O deputado Flávio Dino (PC do B-MA), coordenador da reforma eleitoral na Câmara, criticou nesta terça-feira o veto do presidente Luiz Inácio Lula da Silva ao dispositivo que restringia a atuação da internet nas campanhas ao obrigar a web a seguir as mesmas regras da TV e rádio para realização de debates.

Segundo Dino, a mudança realizada pelo presidente abre brechas para que a Justiça Eleitoral regulamente a atuação dos sites jornalísticos na promoção dos debates.

"Agora, vai ficar sem lei, quem vai fixar é a Justiça Eleitoral. Mais uma vez o Congresso deixa de legislar", disse.

Dino disse que os demais vetos presidenciais ao texto da reforma eleitoral elaborada por deputados e senadores não são "significativos". O deputado disse que foram cortes técnicos que não alteram a essência da lei.

"O veto do parcelamento de multas não afeta o direito dos candidatos de terem os débitos parcelados. E a mudança no artigo que tratava da compensação no Imposto de Renda para as emissoras que veiculam a propaganda gratuita não vai impedir que o ressarcimento seja feito", afirmou.

O presidente Lula sancionou hoje o projeto de lei que muda as regras para as eleições de 2010. Lula vetou três dispositivos da nova lei, entre eles, o que estabelecia que os sites teriam que utilizar as regras das emissoras de rádio e TV, convidando todos os candidatos de partidos com representantes na Câmara Federal.

O presidente também vetou um artigo que estabelecia percentuais de dedução para empresas de rádio e televisão compensarem no Imposto de Renda a veiculação do horário eleitoral gratuito. O texto aprovado por deputados e senadores permitia que as empresas apresentassem uma tabela de preços como referência para o ressarcimento do imposto de renda.

O Ministério da Fazenda pediu o veto porque considerou que a regra não obedecia aos critérios de preços de mercado, o que poderia gerar distorções na compensação dos créditos.
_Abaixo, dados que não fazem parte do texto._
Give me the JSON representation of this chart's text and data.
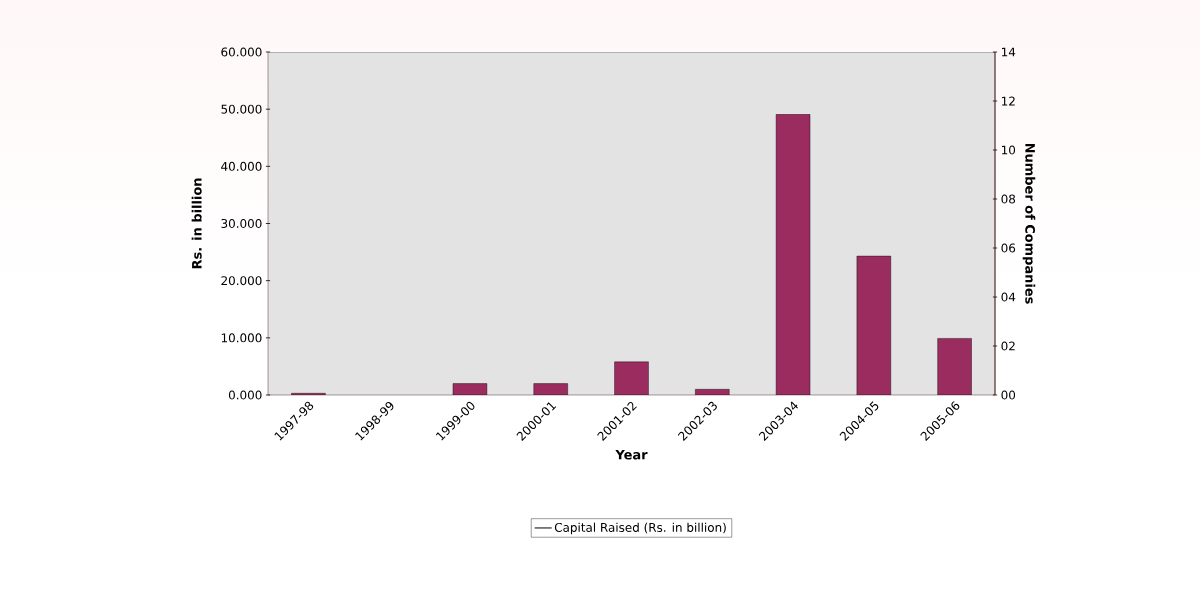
{
  "chart_data": {
    "type": "bar",
    "xlabel": "Year",
    "ylabel": "Rs. in billion",
    "y2label": "Number of Companies",
    "categories": [
      "1997-98",
      "1998-99",
      "1999-00",
      "2000-01",
      "2001-02",
      "2002-03",
      "2003-04",
      "2004-05",
      "2005-06"
    ],
    "series": [
      {
        "name": "Capital Raised  (Rs. in billion)",
        "color": "#9b2c5f",
        "values": [
          0.3,
          null,
          2.0,
          2.0,
          5.8,
          1.0,
          49.1,
          24.3,
          9.9
        ]
      }
    ],
    "ylim": [
      0,
      60
    ],
    "yticks": [
      {
        "value": 0,
        "label": "0.000"
      },
      {
        "value": 10,
        "label": "10.000"
      },
      {
        "value": 20,
        "label": "20.000"
      },
      {
        "value": 30,
        "label": "30.000"
      },
      {
        "value": 40,
        "label": "40.000"
      },
      {
        "value": 50,
        "label": "50.000"
      },
      {
        "value": 60,
        "label": "60.000"
      }
    ],
    "y2lim": [
      0,
      14
    ],
    "y2ticks": [
      {
        "value": 0,
        "label": "00"
      },
      {
        "value": 2,
        "label": "02"
      },
      {
        "value": 4,
        "label": "04"
      },
      {
        "value": 6,
        "label": "06"
      },
      {
        "value": 8,
        "label": "08"
      },
      {
        "value": 10,
        "label": "10"
      },
      {
        "value": 12,
        "label": "12"
      },
      {
        "value": 14,
        "label": "14"
      }
    ],
    "legend": "bottom",
    "grid": false
  }
}
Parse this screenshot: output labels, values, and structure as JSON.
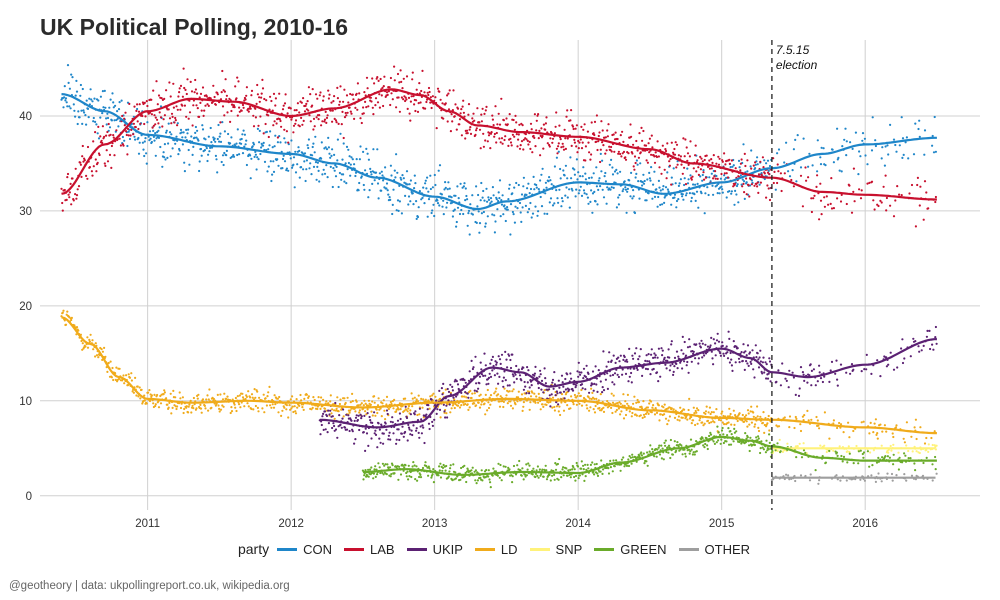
{
  "title": "UK Political Polling, 2010-16",
  "caption": "@geotheory | data: ukpollingreport.co.uk, wikipedia.org",
  "legend": {
    "title": "party",
    "items": [
      {
        "label": "CON",
        "color": "#1f86c9"
      },
      {
        "label": "LAB",
        "color": "#c8102e"
      },
      {
        "label": "UKIP",
        "color": "#5b2173"
      },
      {
        "label": "LD",
        "color": "#f0ab1b"
      },
      {
        "label": "SNP",
        "color": "#fff27a"
      },
      {
        "label": "GREEN",
        "color": "#6aab2a"
      },
      {
        "label": "OTHER",
        "color": "#9e9e9e"
      }
    ]
  },
  "chart_data": {
    "type": "scatter",
    "xlim": [
      2010.25,
      2016.8
    ],
    "ylim": [
      -1.5,
      48
    ],
    "xticks": [
      2011,
      2012,
      2013,
      2014,
      2015,
      2016
    ],
    "xtick_labels": [
      "2011",
      "2012",
      "2013",
      "2014",
      "2015",
      "2016"
    ],
    "yticks": [
      0,
      10,
      20,
      30,
      40
    ],
    "ytick_labels": [
      "0",
      "10",
      "20",
      "30",
      "40"
    ],
    "grid": true,
    "legend_position": "bottom",
    "annotation": {
      "x": 2015.35,
      "lines": [
        "7.5.15",
        "election"
      ]
    },
    "series": [
      {
        "name": "CON",
        "color": "#1f86c9",
        "start": 2010.4,
        "end": 2016.5,
        "noise": 2.2,
        "trend": [
          [
            2010.4,
            42.3
          ],
          [
            2010.7,
            40.5
          ],
          [
            2011.0,
            38.0
          ],
          [
            2011.5,
            36.8
          ],
          [
            2012.0,
            36.0
          ],
          [
            2012.3,
            35.0
          ],
          [
            2012.6,
            33.5
          ],
          [
            2013.0,
            31.5
          ],
          [
            2013.3,
            30.2
          ],
          [
            2013.5,
            31.0
          ],
          [
            2014.0,
            33.0
          ],
          [
            2014.3,
            32.8
          ],
          [
            2014.6,
            31.8
          ],
          [
            2015.0,
            33.0
          ],
          [
            2015.35,
            34.5
          ],
          [
            2015.7,
            36.0
          ],
          [
            2016.0,
            37.0
          ],
          [
            2016.5,
            37.7
          ]
        ]
      },
      {
        "name": "LAB",
        "color": "#c8102e",
        "start": 2010.4,
        "end": 2016.5,
        "noise": 2.0,
        "trend": [
          [
            2010.4,
            31.8
          ],
          [
            2010.7,
            37.0
          ],
          [
            2011.0,
            40.5
          ],
          [
            2011.3,
            41.8
          ],
          [
            2011.6,
            41.5
          ],
          [
            2012.0,
            40.0
          ],
          [
            2012.3,
            40.8
          ],
          [
            2012.7,
            42.8
          ],
          [
            2012.9,
            42.2
          ],
          [
            2013.1,
            40.5
          ],
          [
            2013.3,
            39.0
          ],
          [
            2013.6,
            38.3
          ],
          [
            2014.0,
            37.8
          ],
          [
            2014.5,
            36.5
          ],
          [
            2014.8,
            35.0
          ],
          [
            2015.35,
            33.5
          ],
          [
            2015.7,
            32.0
          ],
          [
            2016.0,
            31.7
          ],
          [
            2016.5,
            31.2
          ]
        ]
      },
      {
        "name": "UKIP",
        "color": "#5b2173",
        "start": 2012.2,
        "end": 2016.5,
        "noise": 1.5,
        "trend": [
          [
            2012.2,
            8.0
          ],
          [
            2012.6,
            7.2
          ],
          [
            2012.9,
            7.8
          ],
          [
            2013.1,
            10.5
          ],
          [
            2013.4,
            13.5
          ],
          [
            2013.6,
            13.0
          ],
          [
            2013.8,
            11.5
          ],
          [
            2014.0,
            12.0
          ],
          [
            2014.3,
            13.5
          ],
          [
            2014.6,
            14.0
          ],
          [
            2015.0,
            15.5
          ],
          [
            2015.2,
            14.5
          ],
          [
            2015.35,
            13.0
          ],
          [
            2015.6,
            12.5
          ],
          [
            2016.0,
            13.8
          ],
          [
            2016.5,
            16.5
          ]
        ]
      },
      {
        "name": "LD",
        "color": "#f0ab1b",
        "start": 2010.4,
        "end": 2016.5,
        "noise": 1.0,
        "trend": [
          [
            2010.4,
            18.8
          ],
          [
            2010.6,
            16.0
          ],
          [
            2010.8,
            12.5
          ],
          [
            2011.0,
            10.2
          ],
          [
            2011.3,
            9.8
          ],
          [
            2011.7,
            10.0
          ],
          [
            2012.0,
            9.8
          ],
          [
            2012.5,
            9.3
          ],
          [
            2013.0,
            9.8
          ],
          [
            2013.5,
            10.2
          ],
          [
            2014.0,
            10.0
          ],
          [
            2014.5,
            9.0
          ],
          [
            2015.0,
            8.2
          ],
          [
            2015.35,
            8.0
          ],
          [
            2016.0,
            7.2
          ],
          [
            2016.5,
            6.6
          ]
        ]
      },
      {
        "name": "SNP",
        "color": "#fff27a",
        "start": 2015.35,
        "end": 2016.5,
        "noise": 0.5,
        "trend": [
          [
            2015.35,
            5.0
          ],
          [
            2016.5,
            5.0
          ]
        ]
      },
      {
        "name": "GREEN",
        "color": "#6aab2a",
        "start": 2012.5,
        "end": 2016.5,
        "noise": 0.8,
        "trend": [
          [
            2012.5,
            2.5
          ],
          [
            2012.8,
            2.8
          ],
          [
            2013.2,
            2.2
          ],
          [
            2013.6,
            2.5
          ],
          [
            2014.0,
            2.4
          ],
          [
            2014.3,
            3.5
          ],
          [
            2014.7,
            5.0
          ],
          [
            2015.0,
            6.2
          ],
          [
            2015.2,
            5.8
          ],
          [
            2015.35,
            5.2
          ],
          [
            2015.7,
            4.0
          ],
          [
            2016.0,
            3.7
          ],
          [
            2016.5,
            3.7
          ]
        ]
      },
      {
        "name": "OTHER",
        "color": "#9e9e9e",
        "start": 2015.35,
        "end": 2016.5,
        "noise": 0.4,
        "trend": [
          [
            2015.35,
            1.9
          ],
          [
            2016.5,
            1.9
          ]
        ]
      }
    ]
  }
}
Atualmente, as emissoras pedem ressarcimento do horário gratuito com base no valor do espaço comercial do dia anterior, no mesmo horário, tendo como referência a média dos últimos 30 dias antes do início da propaganda eleitoral.

A outra modificação trata de parcelamento de multas eleitorais. Um dos parágrafos permitia à Receita Federal realizar o parcelamento das dívidas, mas o presidente entendeu que essa competência é da Justiça Eleitoral, que é realizado pela Procuradoria-Geral da Fazenda Nacional. Atualmente, para ser candidato é preciso que você apresente uma certidão de quitação de débitos junto à Justiça Eleitoral.

Na lei aprovada pelo Congresso, as multas poderiam ser pagas com título da dívida pública e os candidatos conseguiriam uma autorização para participar da disputa, mesmo com débito em aberto por causa do parcelamento.

Críticas

A liberação dos debates na web conta com o apoio do presidente do TSE, ministro Carlos Ayres Britto. Em entrevista após a aprovação da reforma no Congresso, Britto reclamou da equiparação da internet às emissoras de rádio e televisão. Para o ministro, aplicar na internet as mesmas regras das emissoras que dependem de concessão pública, pode trazer prejuízos para o processo eleitoral.

"Temos a lamentar que terminou prevalecendo a analogia entre a internet e as emissoras de rádio e televisão. Achamos que qualquer analogia cabível só poderia ser com a mídia impressa ou escrita, porque o espaço de liberdade é muito maior, inclusive para posicionamentos a favor de determinadas candidaturas ou contra. A comparação da internet com mídias que dependem da concessão do poder pública para nós prejudica esse dinamismo que queremos para o processo eleitoral", disse.